According to the Associated Press, McAteer – now vice president of Wheeling Jesuit University in West Virginia – fraudulently used an unidentified amount of federal funding for expenses including his salary, cell phones and the salaries of his staff, including the secretary of his private law office in northern West Virginia.
The funding funneling is believed to have occurred between 2005 and 2011.
The claims have been made by a National Aeronautics and Space Administration Office of Inspector General agent who reportedly filed an affidavit late last week seeking to obtain search warrants for the active criminal probe.
The AP said US magistrate James Seibert renewed an order on Thursday to seal warrants, supporting affidavits and other documentation for another 60 days.
They had previously been sealed since an initial February seizure.
“There is good cause to continue sealing such paperwork," he said.
In February, WJU officials confirmed a seizure of records from McAteer’s offices but the AP on Friday said the documents were taken by NASA as well as the US Department of Labor’s Office of Inspector General and other parties.
McAteer also runs the university's office of sponsored programs, which receives funding for research to be done at the National Technology Transfer Center.
The NTTC does work on mine safety as well as health technology and missile defense.
The motion is examining other current and former employees of the university and some will be appearing before a grand jury in the case.

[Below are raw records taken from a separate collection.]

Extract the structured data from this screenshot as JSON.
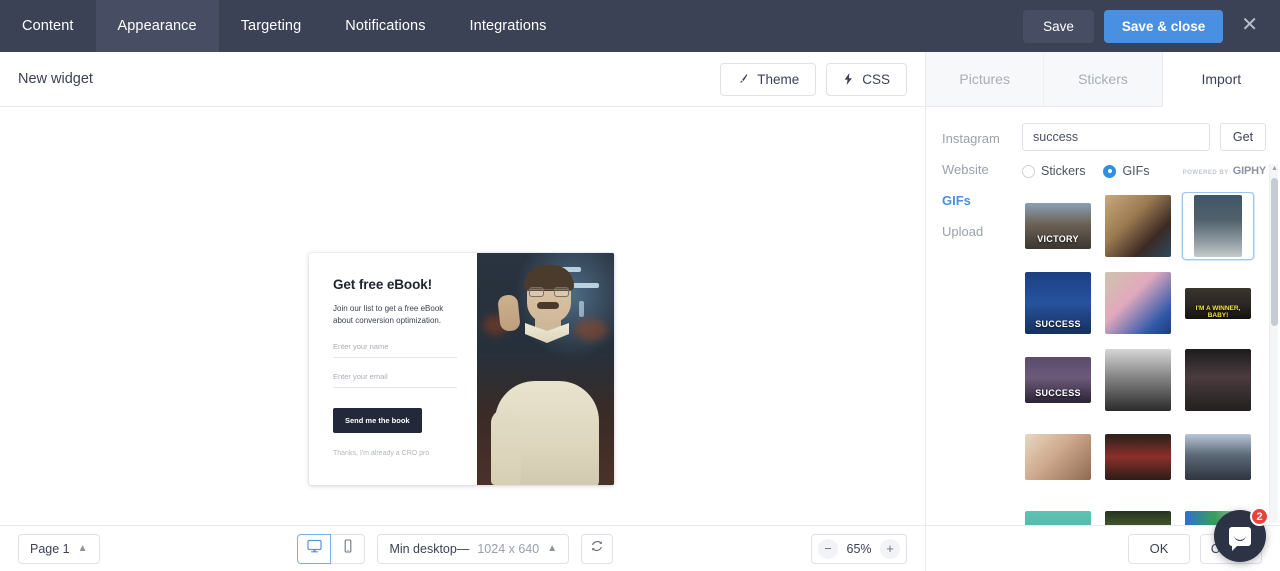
{
  "topnav": {
    "tabs": [
      {
        "label": "Content",
        "active": false
      },
      {
        "label": "Appearance",
        "active": true
      },
      {
        "label": "Targeting",
        "active": false
      },
      {
        "label": "Notifications",
        "active": false
      },
      {
        "label": "Integrations",
        "active": false
      }
    ],
    "save_label": "Save",
    "save_close_label": "Save & close",
    "close_icon": "close-icon",
    "bg_color": "#3b4256",
    "accent_color": "#4a90e2"
  },
  "editor_header": {
    "title": "New widget",
    "theme_button": "Theme",
    "css_button": "CSS",
    "theme_icon": "brush-icon",
    "css_icon": "lightning-icon"
  },
  "widget_preview": {
    "heading": "Get free eBook!",
    "subtext": "Join our list to get a free eBook about conversion optimization.",
    "name_placeholder": "Enter your name",
    "email_placeholder": "Enter your email",
    "submit_label": "Send me the book",
    "decline_label": "Thanks, I'm already a CRO pro",
    "image_alt": "napoleon-dynamite-gif"
  },
  "bottombar": {
    "page_selector": "Page 1",
    "page_caret": "chevron-up-icon",
    "device_desktop_icon": "desktop-icon",
    "device_mobile_icon": "mobile-icon",
    "device_active": "desktop",
    "viewport_label": "Min desktop—",
    "viewport_size": "1024 x 640",
    "viewport_caret": "chevron-up-icon",
    "refresh_icon": "refresh-icon",
    "zoom_out": "−",
    "zoom_value": "65%",
    "zoom_in": "+"
  },
  "rightpanel": {
    "tabs": [
      {
        "label": "Pictures",
        "active": false
      },
      {
        "label": "Stickers",
        "active": false
      },
      {
        "label": "Import",
        "active": true
      }
    ],
    "sources": [
      {
        "label": "Instagram",
        "active": false
      },
      {
        "label": "Website",
        "active": false
      },
      {
        "label": "GIFs",
        "active": true
      },
      {
        "label": "Upload",
        "active": false
      }
    ],
    "search_value": "success",
    "search_placeholder": "success",
    "get_button": "Get",
    "radio_stickers": "Stickers",
    "radio_gifs": "GIFs",
    "radio_selected": "GIFs",
    "brand_prefix": "POWERED BY",
    "brand_name": "GIPHY",
    "results": [
      {
        "caption": "VICTORY",
        "shape": "short",
        "selected": false
      },
      {
        "caption": "",
        "shape": "full",
        "selected": false
      },
      {
        "caption": "",
        "shape": "tall",
        "selected": true
      },
      {
        "caption": "SUCCESS",
        "shape": "full",
        "selected": false
      },
      {
        "caption": "",
        "shape": "full",
        "selected": false
      },
      {
        "caption": "I'M A WINNER, BABY!",
        "shape": "vshort",
        "selected": false
      },
      {
        "caption": "SUCCESS",
        "shape": "short",
        "selected": false
      },
      {
        "caption": "",
        "shape": "full",
        "selected": false
      },
      {
        "caption": "",
        "shape": "full",
        "selected": false
      },
      {
        "caption": "",
        "shape": "short",
        "selected": false
      },
      {
        "caption": "",
        "shape": "short",
        "selected": false
      },
      {
        "caption": "",
        "shape": "short",
        "selected": false
      },
      {
        "caption": "",
        "shape": "short",
        "selected": false
      },
      {
        "caption": "",
        "shape": "short",
        "selected": false
      },
      {
        "caption": "",
        "shape": "short",
        "selected": false
      }
    ],
    "ok_button": "OK",
    "cancel_button": "Cancel"
  },
  "intercom": {
    "badge_count": "2",
    "icon": "chat-icon"
  }
}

While it did not immediately respond to an ILN request for comment, school spokesperson Michelle Rejonis told the news service it was continuing to cooperate with federal investigators but had not yet seen the court records.
“As information becomes available to us, we will gather information and work from there.”
Meanwhile, McAteer's attorneys want the documents to be unsealed and said McAteer was not told what federal law he was accused of violating.
“[He has no] meaningful information about why his property and client files were taken," legal representative Stephen Jory told the AP.
"[The affidavit] has already caused the loss of considerable time to the defense and potentially irreparable harm.
“The reputations of Mr McAteer and Wheeling Jesuit University have been thrown into question by publicity surrounding the search of both Mr McAteer's law office and the office of sponsored programs at the university.
“It is extraordinarily unfair and indeed a violation of Mr McAteer's Fourth Amendment rights for the government to continue to keep the affidavit under seal when the search has already served to prompt the appearance of impropriety.”
McAteer, a staunch advocate of mine safety over his long career, was director of MSHA from 1992 to 2000 and was known as an international mine safety expert.
He was commissioned to complete independent investigations into the Sago mine explosion in 2006 that killed 12, the 2006 Alma mine fire that took two lives and the 2010 blast at the Upper Big Branch mine in West Virginia where 29 died.
McAteer has organized an annual mine safety and health conference annually over the last several years, featuring speakers from research, academia and other industry groups, such as the United Mine Workers of America.